Leanne, a good friend of mine, recently started a blog called “Being Sam” based on Sam Gamgee in “The Lord of the Rings.” In her blog she explores what it means to be Sam, to walk alongside another, to be “swept up in another’s journey and struggle. The journey is not mainly [Sam’s], but he walks alongside Frodo faithfully and stubbornly.” That’s a perfect description of Leanne. She’s spent her life helping others, as a teacher, as a counselor, as a caregiver, and now in Blue Cord Ministries, a counseling ministry that serves those in the midst or aftermath of cancer.
Last week I watched the last movie in “The Lord of the Rings” trilogy, and after reading Leanne’s blog, I saw Sam in a completely different light. As the two struggled up the final mountain, and Sam said to Frodo I can’t carry your burden for you, but I can carry you, I saw the many caregivers who carry loved ones when they are no longer able to carry themselves. And when Frodo was clinging to the cliff above the fiery river, Sam stretched out his hand and shouted Don’t you let go. How often have we encouraged our loved ones to hang on, to fight their diseases, not to let go.

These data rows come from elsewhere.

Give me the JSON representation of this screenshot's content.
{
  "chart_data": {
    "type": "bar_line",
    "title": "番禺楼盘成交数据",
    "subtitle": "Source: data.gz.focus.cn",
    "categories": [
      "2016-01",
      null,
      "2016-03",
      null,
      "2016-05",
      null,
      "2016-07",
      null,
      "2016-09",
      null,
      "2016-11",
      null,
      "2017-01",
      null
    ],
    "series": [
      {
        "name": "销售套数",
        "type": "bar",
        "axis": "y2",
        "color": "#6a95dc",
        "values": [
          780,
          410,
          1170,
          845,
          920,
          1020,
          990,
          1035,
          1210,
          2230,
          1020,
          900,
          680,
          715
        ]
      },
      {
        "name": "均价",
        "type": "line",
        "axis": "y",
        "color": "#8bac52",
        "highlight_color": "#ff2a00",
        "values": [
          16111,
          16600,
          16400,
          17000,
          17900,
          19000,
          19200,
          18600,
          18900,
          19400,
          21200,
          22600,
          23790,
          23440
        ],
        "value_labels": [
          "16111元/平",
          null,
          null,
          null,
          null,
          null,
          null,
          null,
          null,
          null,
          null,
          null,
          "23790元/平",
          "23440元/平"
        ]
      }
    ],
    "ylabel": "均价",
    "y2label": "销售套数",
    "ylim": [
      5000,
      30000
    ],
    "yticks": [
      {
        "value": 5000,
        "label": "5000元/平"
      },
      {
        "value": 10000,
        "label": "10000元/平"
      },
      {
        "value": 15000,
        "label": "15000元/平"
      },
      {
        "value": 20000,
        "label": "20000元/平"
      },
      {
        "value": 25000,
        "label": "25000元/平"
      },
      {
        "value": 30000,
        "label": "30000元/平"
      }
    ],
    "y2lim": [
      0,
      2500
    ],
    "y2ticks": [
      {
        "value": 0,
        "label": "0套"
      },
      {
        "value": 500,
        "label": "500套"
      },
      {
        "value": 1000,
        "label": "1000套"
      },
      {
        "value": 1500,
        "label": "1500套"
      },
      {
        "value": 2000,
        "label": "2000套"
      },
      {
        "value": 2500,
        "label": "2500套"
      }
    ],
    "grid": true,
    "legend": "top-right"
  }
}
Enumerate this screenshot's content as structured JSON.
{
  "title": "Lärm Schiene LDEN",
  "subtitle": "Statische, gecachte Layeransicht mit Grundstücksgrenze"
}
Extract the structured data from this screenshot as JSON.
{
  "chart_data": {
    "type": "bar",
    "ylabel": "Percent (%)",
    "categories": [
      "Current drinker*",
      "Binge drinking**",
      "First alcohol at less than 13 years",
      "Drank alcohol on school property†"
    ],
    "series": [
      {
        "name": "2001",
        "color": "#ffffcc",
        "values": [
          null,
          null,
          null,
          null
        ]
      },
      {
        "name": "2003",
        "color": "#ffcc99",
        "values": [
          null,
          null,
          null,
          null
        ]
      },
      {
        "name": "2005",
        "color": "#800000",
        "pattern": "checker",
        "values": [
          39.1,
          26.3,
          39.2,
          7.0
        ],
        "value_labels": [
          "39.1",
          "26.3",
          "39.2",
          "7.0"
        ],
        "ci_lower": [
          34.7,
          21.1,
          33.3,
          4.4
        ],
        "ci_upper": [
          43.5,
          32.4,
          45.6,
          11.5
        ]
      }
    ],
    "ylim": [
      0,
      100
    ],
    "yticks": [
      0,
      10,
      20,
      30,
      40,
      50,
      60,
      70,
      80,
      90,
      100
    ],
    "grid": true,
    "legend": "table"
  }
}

After the great victory, the miraculous rescue, and the incredible recovery, Frodo and Sam went home. With his new courage, Sam was able to express his love to Rosie. While he married her and got on with his life, Frodo wrote an account of his adventures, but it was obvious that he was no longer at home in the Shire. His encounter with the Ring had left its mark. The physical, emotional, and spiritual injuries he had suffered were too deep to heal.
When Bilbo received an invitation to join the remaining Elves on the last boat to Valinor, all his Hobbit friends set out on a merry journey to see him off. It wasn’t until final boarding that Sam realized Frodo was going, too, that their journey together was over, that Frodo was going where Sam could not follow alongside.
As caregivers, we arrive at that place, too. We come to the point where we can no longer care for our loved ones at home, and we have to give their care over to someone else. Or we come to the point where we stand by their bedside and tell them it is okay to let go, it is okay to go home. At that point we have to release them, we watch them sail away from us, and we go back to the Shire without them. It is time for us to carry our own burden, live our own life, write our own story. It’s time to say good-bye.
I said good-bye to hands-on care of Mom and Dad a year ago, and I said good-bye to Dad in May. I say good-by to a little bit more of Mom every time I see her, but she hasn’t boarded that sailboat yet. Until she does, I’ll continue to walk alongside her when I can and prepare myself for the time when I will tell her it’s okay to let go.